The details of these experiments are of no service here. They are only referred to as indicating a difference of result obtained by the use of different shortenings. The same thing was noted in making experimental doughs. These were made of the same weight of flour, yeast, sugar, shortening, and water. They were then placed in a glass jar which was marked off so as to give clear readings of the expansion of each dough. The jars were then placed in a water bath maintained at a uniform temperature, and covered with glass to keep the surface of the dough moist. Some of the shortenings used permitted the doughs to rise very much higher than where other shortenings were used, and it made no difference how often these doughs were made and the tests repeated. The shortenings that permitted a very high expansion of the dough on one test always gave a high expansion in another test, so that the results were uniform. This gave us the very information we were in search of, showing us that we must find the best method for each kind of shortening, and for each kind of flour.

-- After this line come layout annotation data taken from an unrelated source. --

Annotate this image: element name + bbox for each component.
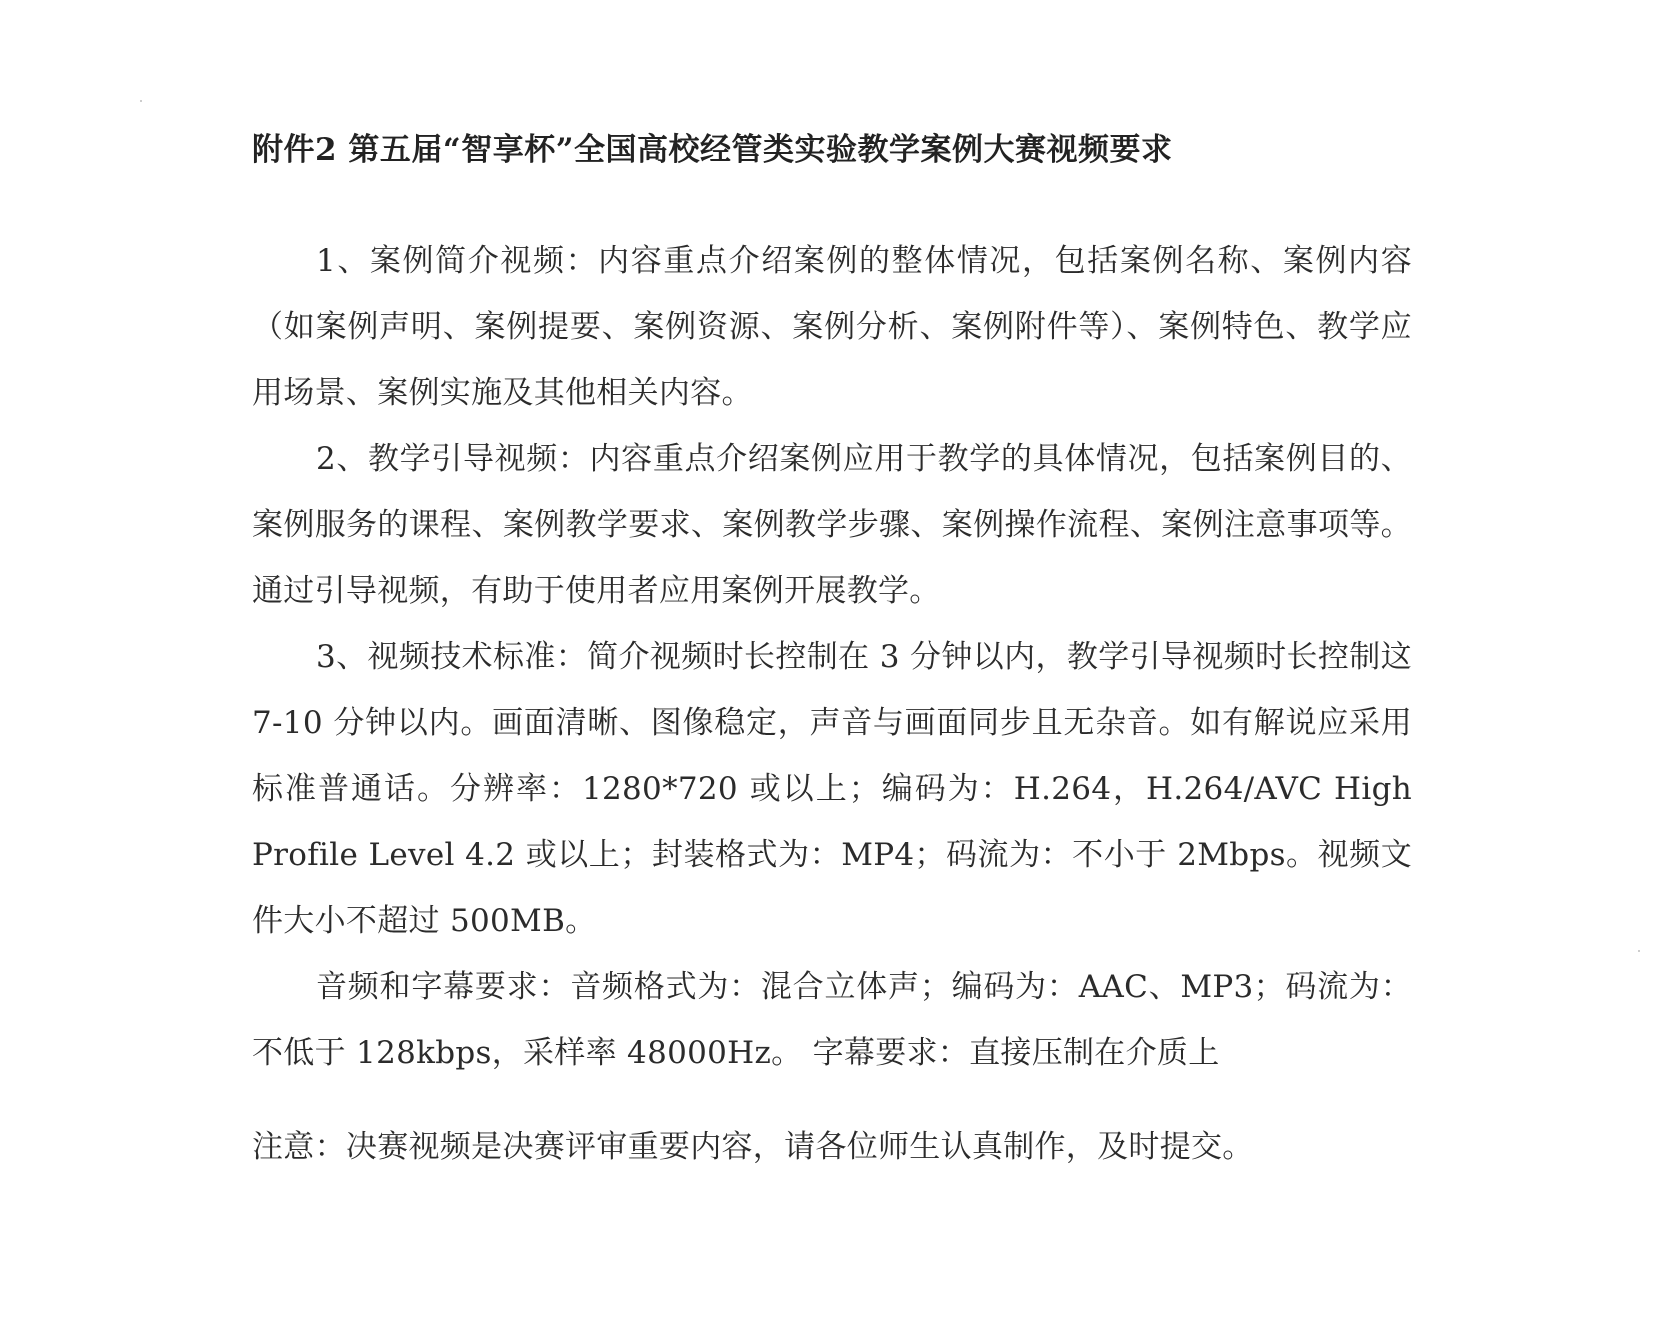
scan-speck (1638, 950, 1640, 952)
document-title: 附件2 第五届“智享杯”全国高校经管类实验教学案例大赛视频要求 (252, 132, 1173, 168)
paragraph-video-technical-standard: 3、视频技术标准：简介视频时长控制在 3 分钟以内，教学引导视频时长控制这 7-10 分钟以内。画面清晰、图像稳定，声音与画面同步且无杂音。如有解说应采用标准普通话。分辨率：1280*720 或以上；编码为：H.264，H.264/AVC High Profile Level 4.2 或以上；封装格式为：MP4；码流为：不小于 2Mbps。视频文件大小不超过 500MB。 (252, 639, 1412, 939)
paragraph-case-intro-video: 1、案例简介视频：内容重点介绍案例的整体情况，包括案例名称、案例内容（如案例声明、案例提要、案例资源、案例分析、案例附件等）、案例特色、教学应用场景、案例实施及其他相关内容。 (252, 243, 1412, 411)
document-body (252, 130, 1412, 1180)
paragraph-audio-subtitle-requirements: 音频和字幕要求：音频格式为：混合立体声；编码为：AAC、MP3；码流为：不低于 128kbps，采样率 48000Hz。 字幕要求：直接压制在介质上 (252, 969, 1412, 1071)
note-text: 注意：决赛视频是决赛评审重要内容，请各位师生认真制作，及时提交。 (252, 1129, 1254, 1165)
paragraph-teaching-guide-video: 2、教学引导视频：内容重点介绍案例应用于教学的具体情况，包括案例目的、案例服务的课程、案例教学要求、案例教学步骤、案例操作流程、案例注意事项等。通过引导视频，有助于使用者应用案例开展教学。 (252, 441, 1412, 609)
scan-speck (140, 100, 142, 102)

Best Method of Using Cotton Seed Oil.
The following instructions are based upon a part of these experiments under the following specific conditions: In the first place it must be understood that a method of making bread is best suited for a particular flour, and that alteration of flour usually requires an alteration in the method, or at least a modification of the method. Many of the spring wheat patent flours being sold are second patents, and as such they are best made into doughs by use of sponges. Take, then, spring wheat second patent flour and a four to six hour sponge. One-half of the total oil should be used in the sponge and the other half in the dough. This brings shortening in accomplishing the expansion of the loaf, in giving a clear whiteness to the loaf, and a bright sheeny coating of the cells making up the structure of the loaf. The average amount of shortening used for pan bread in the United States is five pounds per barrel of flour. Assuming this proportion, then, at least one-half pound of shortening can be discarded without any loss of the shortening power.
The foregoing instructions are not applicable to other flours than of the type given, nor can they be used properly with straight doughs.—Cotton Seed.
CORN FLAKES USED IN BREAD
Corn flakes are made from the starchy part of the maize kernel. The starch of corn itself has little value for the bread baker in its crude form. It is insoluble in cold water, and can only be dissolved by the disintegration of the organized structures of the granules.
On being boiled with water it forms a gelatinous looking mass, and dissolves.